Reckoning
Journal: May 2002
We arrived home in plenty of time to pick up Aaron at the airport. He had been awake over twenty-four hours traveling home from Moscow. He slept in late. I did not. I had a stack of mail, hundreds of emails, and a dozen phone messages. There was plenty to do over the next few days. Not the least of which was to start putting away the detritus of our trip that had filled up both the trunk and back seat of the car. These included a box of boat supplies, eighty feet of one inch rope fallen off a ship and washed up on shore (probably during a storm as I found it half-buried high above the normal high tide line), a box of driftwood, sea shells, hermit crab shells, sponges and other beachcombing discoveries, a box of new used books, a box and garbage bag of items gleaned from my grandmother’s kitchen and personal items from her home in Florida, packed away for the past two years at a storage shed in South Carolina. And this in addition to the items we left home with.

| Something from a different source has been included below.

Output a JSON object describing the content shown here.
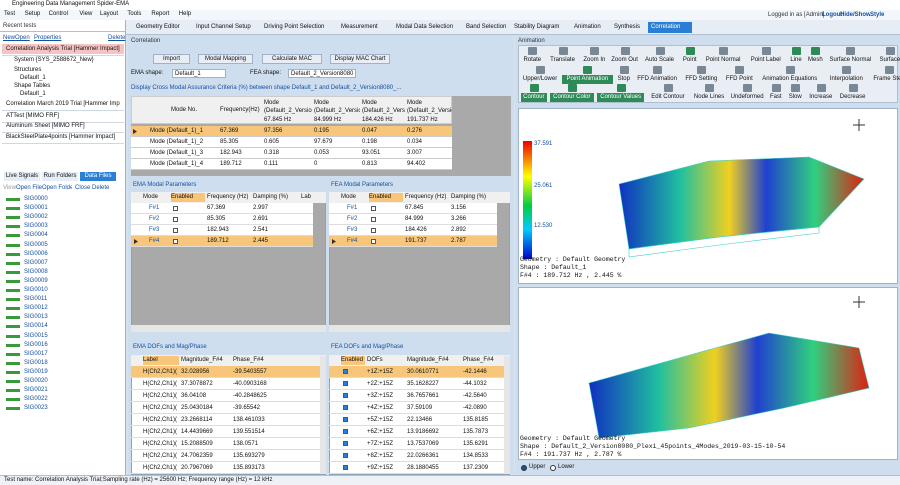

So I kept busy over the four days. Tish had four tickets for a sneak preview on Friday night. Both of the boys went. Ben picked Aaron and myself up, driving us in his new car to meet Tish downtown. We all ate in the food court of the downtown mall. At the theater Tish thought that a woman in the row in front of us looked familiar. It turned out to be Apra from Dr. Markham’s office. Small world. On Saturday we went to a friend’s birthday party. I am usually shy at such parties. I would have been at this one also, but spent the evening talking to someone I know, teaching about the intricacies of my leukemia and its potential treatments. Sometimes I feel that all my conversations are about my disease. And without it I would have very few interactions.
Tish and I went to Sunday Mass as there is a healing of the sick service on the first Sunday of the month. Tish returned to work Thursday and Friday but was home for the weekend. Tish thought that I was getting a bit edgy, even grouchy at times. I was aware that I was anxious to proceed once again, to get down to the business of dealing with my leukemia.